Department of Physics , University of Basel , 4056 Basel , Switzerland.
Institut für Experimentelle und Angewandte Physik , Universität Regensburg , D-93040 Regensburg , Germany.
Nano Lett. 2019 Feb 13;19(2):930-936. doi: 10.1021/acs.nanolett.8b04174. Epub 2019 Jan 9.

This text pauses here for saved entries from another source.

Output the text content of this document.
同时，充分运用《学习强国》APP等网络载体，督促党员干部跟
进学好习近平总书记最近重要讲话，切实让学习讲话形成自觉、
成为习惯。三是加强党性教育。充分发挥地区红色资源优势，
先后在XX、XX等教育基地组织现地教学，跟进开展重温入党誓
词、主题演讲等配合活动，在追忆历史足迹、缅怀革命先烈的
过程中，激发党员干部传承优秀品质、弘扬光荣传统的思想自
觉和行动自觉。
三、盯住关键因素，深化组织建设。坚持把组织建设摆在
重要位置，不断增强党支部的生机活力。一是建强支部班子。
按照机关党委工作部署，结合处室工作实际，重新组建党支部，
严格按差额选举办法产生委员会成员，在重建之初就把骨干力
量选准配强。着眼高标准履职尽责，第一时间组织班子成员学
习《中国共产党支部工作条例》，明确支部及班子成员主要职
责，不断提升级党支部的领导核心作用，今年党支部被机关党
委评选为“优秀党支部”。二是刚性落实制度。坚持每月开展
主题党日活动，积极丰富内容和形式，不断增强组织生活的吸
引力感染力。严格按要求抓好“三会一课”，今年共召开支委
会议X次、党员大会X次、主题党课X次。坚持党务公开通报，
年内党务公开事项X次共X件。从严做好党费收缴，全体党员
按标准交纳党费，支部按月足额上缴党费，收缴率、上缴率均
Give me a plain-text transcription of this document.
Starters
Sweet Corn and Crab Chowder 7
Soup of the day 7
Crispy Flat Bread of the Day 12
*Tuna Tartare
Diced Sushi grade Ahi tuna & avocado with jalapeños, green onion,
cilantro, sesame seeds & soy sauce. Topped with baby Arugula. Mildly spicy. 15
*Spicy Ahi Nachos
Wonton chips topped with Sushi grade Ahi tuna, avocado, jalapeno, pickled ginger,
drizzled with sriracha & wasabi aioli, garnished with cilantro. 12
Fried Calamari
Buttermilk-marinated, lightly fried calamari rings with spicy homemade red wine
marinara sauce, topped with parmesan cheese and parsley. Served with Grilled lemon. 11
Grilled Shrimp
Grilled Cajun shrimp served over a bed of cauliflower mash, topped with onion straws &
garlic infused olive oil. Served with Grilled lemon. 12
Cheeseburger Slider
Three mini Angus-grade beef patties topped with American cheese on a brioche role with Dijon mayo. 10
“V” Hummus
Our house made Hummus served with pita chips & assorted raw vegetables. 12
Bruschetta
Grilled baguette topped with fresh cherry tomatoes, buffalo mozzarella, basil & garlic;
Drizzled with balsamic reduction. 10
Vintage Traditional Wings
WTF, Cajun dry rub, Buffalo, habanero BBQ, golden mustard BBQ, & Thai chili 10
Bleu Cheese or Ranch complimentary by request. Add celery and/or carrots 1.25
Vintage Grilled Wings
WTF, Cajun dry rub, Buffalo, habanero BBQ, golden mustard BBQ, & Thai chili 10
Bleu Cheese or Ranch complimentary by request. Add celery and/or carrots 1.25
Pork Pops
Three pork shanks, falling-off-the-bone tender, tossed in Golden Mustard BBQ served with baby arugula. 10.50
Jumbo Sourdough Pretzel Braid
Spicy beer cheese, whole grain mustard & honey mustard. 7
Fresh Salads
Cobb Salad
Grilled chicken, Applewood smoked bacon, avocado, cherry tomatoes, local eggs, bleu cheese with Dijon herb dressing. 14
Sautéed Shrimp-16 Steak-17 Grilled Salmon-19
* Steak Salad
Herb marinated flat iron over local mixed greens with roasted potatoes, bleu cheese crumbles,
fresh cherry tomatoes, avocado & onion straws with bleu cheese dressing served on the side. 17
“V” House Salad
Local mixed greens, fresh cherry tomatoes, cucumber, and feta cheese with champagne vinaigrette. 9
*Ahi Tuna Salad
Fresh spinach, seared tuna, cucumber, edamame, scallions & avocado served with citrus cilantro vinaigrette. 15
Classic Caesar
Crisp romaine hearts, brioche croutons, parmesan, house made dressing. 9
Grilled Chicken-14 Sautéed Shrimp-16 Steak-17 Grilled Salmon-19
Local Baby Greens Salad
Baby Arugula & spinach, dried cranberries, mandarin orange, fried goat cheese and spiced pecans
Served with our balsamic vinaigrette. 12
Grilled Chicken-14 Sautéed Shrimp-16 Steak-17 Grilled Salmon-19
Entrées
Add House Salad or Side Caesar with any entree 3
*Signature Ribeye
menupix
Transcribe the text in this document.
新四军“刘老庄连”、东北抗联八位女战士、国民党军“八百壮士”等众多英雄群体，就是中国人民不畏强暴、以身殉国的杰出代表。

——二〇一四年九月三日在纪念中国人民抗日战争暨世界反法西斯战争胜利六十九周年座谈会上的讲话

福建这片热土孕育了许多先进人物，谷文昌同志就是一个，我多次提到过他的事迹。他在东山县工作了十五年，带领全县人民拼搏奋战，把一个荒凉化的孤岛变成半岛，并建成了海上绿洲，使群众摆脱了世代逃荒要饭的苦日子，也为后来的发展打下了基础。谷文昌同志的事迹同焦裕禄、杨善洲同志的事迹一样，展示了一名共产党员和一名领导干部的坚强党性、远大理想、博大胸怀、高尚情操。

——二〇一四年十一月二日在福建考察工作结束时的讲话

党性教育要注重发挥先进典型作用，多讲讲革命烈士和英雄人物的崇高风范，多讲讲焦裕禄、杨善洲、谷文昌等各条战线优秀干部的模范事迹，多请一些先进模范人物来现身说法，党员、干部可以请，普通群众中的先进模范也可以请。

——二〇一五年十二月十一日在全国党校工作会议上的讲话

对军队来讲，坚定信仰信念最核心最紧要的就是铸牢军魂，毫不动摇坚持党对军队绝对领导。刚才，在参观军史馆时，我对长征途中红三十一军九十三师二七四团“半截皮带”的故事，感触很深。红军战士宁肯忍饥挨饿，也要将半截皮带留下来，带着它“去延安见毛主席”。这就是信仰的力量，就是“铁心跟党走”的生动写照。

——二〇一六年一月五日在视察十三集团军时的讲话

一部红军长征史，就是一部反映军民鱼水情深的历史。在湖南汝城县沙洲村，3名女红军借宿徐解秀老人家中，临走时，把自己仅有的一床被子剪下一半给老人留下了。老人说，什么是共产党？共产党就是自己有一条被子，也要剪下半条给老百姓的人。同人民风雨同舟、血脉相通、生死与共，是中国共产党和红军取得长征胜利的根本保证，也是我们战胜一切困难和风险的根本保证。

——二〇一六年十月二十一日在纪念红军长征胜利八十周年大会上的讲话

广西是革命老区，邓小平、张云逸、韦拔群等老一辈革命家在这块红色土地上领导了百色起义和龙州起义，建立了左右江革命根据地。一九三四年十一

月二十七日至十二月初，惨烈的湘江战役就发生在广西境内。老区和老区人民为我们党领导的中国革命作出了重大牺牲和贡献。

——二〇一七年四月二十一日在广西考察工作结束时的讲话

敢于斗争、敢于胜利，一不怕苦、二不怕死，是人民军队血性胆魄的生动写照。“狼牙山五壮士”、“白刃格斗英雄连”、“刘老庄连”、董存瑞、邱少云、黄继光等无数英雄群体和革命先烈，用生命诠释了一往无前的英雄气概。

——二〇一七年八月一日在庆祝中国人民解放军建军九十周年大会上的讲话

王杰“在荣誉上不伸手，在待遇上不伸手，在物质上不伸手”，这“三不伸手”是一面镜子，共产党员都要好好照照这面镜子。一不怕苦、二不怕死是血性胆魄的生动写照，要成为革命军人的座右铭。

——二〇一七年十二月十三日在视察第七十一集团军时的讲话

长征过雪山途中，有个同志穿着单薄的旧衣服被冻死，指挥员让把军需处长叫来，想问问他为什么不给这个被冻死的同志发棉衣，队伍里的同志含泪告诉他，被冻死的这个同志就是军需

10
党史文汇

We present a scanning magnetic force sensor based on an individual magnet-tipped GaAs nanowire (NW) grown by molecular beam epitaxy. Its magnetic tip consists of a final segment of single-crystal MnAs formed by sequential crystallization of the liquid Ga catalyst droplet. We characterize the mechanical and magnetic properties of such NWs by measuring their flexural mechanical response in an applied magnetic field. Comparison with numerical simulations allows the identification of their equilibrium magnetization configurations, which in some cases include magnetic vortices. To determine a NW's performance as a magnetic scanning probe, we measure its response to the field profile of a lithographically patterned current-carrying wire. The NWs' tiny tips and their high force sensitivity make them promising for imaging weak magnetic field patterns on the nanometer-scale, as required for mapping mesoscopic transport and spin textures or in nanometer-scale magnetic resonance.
我们提出了一种基于由分子束外延生长的单个顶端磁化 GaAs 纳米线 (NW) 的扫描磁力传感器。其磁尖端由通过液体 Ga 催化剂液滴的顺序结晶形成的单晶 MnAs 的最后一段组成。我们通过测量其在施加磁场中的弯曲机械响应来表征这种 NW 的机械和磁性特性。与数值模拟的比较允许识别它们的平衡磁化配置,在某些情况下包括磁涡。为了确定 NW 作为磁扫描探针的性能,我们测量了它对光刻图案电流承载线的磁场分布的响应。NW 的微小尖端及其高力灵敏度使它们有望在纳米尺度上成像弱磁场模式,这对于映射介观输运和自旋纹理或纳米尺度磁共振是必需的。